Files
cc-ci-orchestrator/cc-ci-plan/plan-phase-pvcheck-post-proxy-verification.md
2026-06-12 15:56:03 +00:00

68 lines
3.3 KiB
Markdown

# Phase `pvcheck` — post-proxy verification and regression proof
**Mission:** prove that the durable `proxy` overlay fix is actually safe in production:
the network has the intended headroom, routing works, real recipe CI still deploys through
Traefik, and the IPAM/VIP exhaustion signature no longer threatens the weekly upgrade path.

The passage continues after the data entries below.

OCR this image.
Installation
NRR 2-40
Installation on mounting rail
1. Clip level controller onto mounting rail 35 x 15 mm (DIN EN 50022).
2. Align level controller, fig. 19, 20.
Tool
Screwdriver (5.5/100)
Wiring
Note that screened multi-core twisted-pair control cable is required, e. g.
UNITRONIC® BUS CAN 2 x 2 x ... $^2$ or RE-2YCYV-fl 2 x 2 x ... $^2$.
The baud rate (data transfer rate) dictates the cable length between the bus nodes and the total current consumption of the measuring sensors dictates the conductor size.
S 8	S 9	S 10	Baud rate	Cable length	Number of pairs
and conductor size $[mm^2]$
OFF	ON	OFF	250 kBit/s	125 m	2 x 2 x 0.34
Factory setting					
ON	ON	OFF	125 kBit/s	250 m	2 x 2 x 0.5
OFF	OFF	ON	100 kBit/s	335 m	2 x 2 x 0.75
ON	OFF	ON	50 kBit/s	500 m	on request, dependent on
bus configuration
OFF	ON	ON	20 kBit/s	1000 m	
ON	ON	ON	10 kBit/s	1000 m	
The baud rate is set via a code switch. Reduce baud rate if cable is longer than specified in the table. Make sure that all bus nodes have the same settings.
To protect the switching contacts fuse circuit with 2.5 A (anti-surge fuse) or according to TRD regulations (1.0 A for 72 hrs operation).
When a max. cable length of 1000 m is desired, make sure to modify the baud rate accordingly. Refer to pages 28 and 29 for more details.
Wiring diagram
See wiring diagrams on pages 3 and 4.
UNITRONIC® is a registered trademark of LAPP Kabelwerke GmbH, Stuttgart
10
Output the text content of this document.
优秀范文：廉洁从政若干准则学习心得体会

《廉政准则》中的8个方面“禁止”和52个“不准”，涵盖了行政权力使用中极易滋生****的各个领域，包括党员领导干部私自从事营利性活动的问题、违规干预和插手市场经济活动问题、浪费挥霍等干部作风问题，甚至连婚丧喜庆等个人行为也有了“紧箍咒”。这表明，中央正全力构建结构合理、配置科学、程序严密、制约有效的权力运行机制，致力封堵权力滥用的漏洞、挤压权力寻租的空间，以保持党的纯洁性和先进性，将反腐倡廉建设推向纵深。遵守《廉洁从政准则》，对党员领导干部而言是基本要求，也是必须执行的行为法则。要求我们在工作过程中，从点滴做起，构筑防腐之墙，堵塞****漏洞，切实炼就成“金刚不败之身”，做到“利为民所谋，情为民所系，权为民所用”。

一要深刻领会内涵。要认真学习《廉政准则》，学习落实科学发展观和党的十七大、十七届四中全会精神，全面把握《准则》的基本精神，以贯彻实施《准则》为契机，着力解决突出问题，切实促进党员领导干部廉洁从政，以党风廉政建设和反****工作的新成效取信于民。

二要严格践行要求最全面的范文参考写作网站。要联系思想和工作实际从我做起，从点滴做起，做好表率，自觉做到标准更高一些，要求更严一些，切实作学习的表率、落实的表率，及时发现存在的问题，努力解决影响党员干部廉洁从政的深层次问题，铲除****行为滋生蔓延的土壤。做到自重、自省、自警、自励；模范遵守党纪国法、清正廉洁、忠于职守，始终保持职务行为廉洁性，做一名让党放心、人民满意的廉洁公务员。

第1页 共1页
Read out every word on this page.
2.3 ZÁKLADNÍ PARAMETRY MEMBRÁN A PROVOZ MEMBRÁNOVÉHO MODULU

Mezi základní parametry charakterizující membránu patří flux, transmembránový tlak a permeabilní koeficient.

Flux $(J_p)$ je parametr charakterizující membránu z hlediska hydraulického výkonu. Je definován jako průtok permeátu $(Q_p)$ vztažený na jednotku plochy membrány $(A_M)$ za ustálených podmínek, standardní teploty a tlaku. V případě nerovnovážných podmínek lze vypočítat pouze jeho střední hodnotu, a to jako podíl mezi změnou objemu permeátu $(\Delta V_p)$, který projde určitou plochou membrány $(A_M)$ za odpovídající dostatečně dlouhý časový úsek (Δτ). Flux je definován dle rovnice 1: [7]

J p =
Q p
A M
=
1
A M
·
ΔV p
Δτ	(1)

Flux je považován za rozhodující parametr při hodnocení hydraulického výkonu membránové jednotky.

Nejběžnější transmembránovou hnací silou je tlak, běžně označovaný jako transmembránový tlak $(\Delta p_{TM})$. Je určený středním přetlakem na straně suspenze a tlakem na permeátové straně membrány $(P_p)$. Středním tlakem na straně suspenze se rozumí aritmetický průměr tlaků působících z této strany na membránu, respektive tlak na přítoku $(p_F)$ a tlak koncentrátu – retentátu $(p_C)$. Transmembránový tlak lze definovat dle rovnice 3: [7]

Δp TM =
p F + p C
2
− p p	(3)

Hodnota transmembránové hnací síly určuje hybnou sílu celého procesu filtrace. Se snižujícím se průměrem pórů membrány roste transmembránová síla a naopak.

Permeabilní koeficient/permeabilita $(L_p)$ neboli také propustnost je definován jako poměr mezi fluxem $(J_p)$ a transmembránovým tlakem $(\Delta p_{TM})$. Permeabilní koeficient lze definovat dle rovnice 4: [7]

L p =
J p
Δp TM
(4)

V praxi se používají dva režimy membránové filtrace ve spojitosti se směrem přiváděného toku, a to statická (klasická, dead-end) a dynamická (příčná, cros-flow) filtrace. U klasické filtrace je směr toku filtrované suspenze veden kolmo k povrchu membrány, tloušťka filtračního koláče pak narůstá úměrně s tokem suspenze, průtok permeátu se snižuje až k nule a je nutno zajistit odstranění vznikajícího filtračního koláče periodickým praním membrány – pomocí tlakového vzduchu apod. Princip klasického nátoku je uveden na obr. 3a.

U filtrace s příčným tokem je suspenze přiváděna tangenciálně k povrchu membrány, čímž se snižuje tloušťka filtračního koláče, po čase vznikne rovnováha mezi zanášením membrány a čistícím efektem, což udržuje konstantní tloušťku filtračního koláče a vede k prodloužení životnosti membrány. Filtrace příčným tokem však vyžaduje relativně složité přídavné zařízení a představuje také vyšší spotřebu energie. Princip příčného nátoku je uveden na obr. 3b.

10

State files live under `machine-docs/`: `STATUS-pvcheck.md`, `BACKLOG-pvcheck.md`,
`REVIEW-pvcheck.md`, `JOURNAL-pvcheck.md`.
## Preconditions
- Phase `pvfix` is `## DONE`.
- `docker network inspect proxy` shows the intended `/16` subnet.
- Core control-plane services are back after the proxy recreation.
## Verification Scope
1. **Host/network facts.** Capture and record:
- `docker network inspect proxy` subnet and endpoint count
- `docker stack ls`
- Traefik, Drone, bridge, dashboard, and report service health
- recent dockerd journal lines for VIP/IPAM errors
2. **Routing checks.** Verify externally visible routes still work:
- Drone UI/API route
- dashboard route
- bridge/poller health if exposed locally
- report site route
3. **Real deploy proof.** Trigger one low-risk enrolled recipe `!testme` or equivalent
harness run that joins `proxy`, completes all expected tiers, and tears down cleanly.
Prefer a small stable recipe unless `cfold` needs a broader sweep at the same time. Do
not duplicate an active `cfold` sweep.
4. **Allocator-headroom proof.** Run a bounded reproduction derived from
`plan-proxy-vip-exhaustion-fix.md`:
- deploy/remove a small batch of throwaway published-port stacks, preferably in the same
concurrent pattern that previously leaked endpoints
- confirm leaked endpoint count, if any, is tiny relative to `/16` headroom
- confirm no fresh `could not find an available IP while allocating VIP` errors
- prune throwaway networks/stacks and verify no residue
5. **Upgrade safety check.** Confirm the `/upgrade-all` Step-0 guard still exists and would
detect/recover the known VIP exhaustion signature if it ever recurs.
## Gates
**M1 — Control plane and routing verified.** All cc-ci control-plane routes/services are
healthy after the proxy recreation, with before/after evidence in `STATUS-pvcheck.md`.
Adversary verifies independently from live commands, not just Builder notes.
**M2 — Real CI and allocator proof verified.** At least one real recipe deploy/test passes
through `proxy` and tears down cleanly; bounded allocator reproduction does not threaten the
new `/16`; no VIP exhaustion signature remains in fresh logs. Adversary verifies all claims
and checks for leaks.
## Guardrails
- Do not run a large recipe sweep here if `cfold` already owns that proof. This phase is the
proxy-specific post-change proof.
- Keep concurrency bounded. The point is to prove headroom, not stress the host into a new
unrelated failure.
- Clean up every throwaway stack/network. Zero residue is part of the acceptance criteria.
- If any core route is down, stop new test traffic and fix routing first.
## Definition of Done
Control-plane routes are healthy, one real proxy-joining recipe CI run succeeds and cleans
up, bounded allocator reproduction is documented, fresh logs show no VIP exhaustion, and
Adversary has signed off on M1 and M2 in `machine-docs/REVIEW-pvcheck.md`. Builder writes
`## DONE` only after both gates have fresh Adversary PASSes.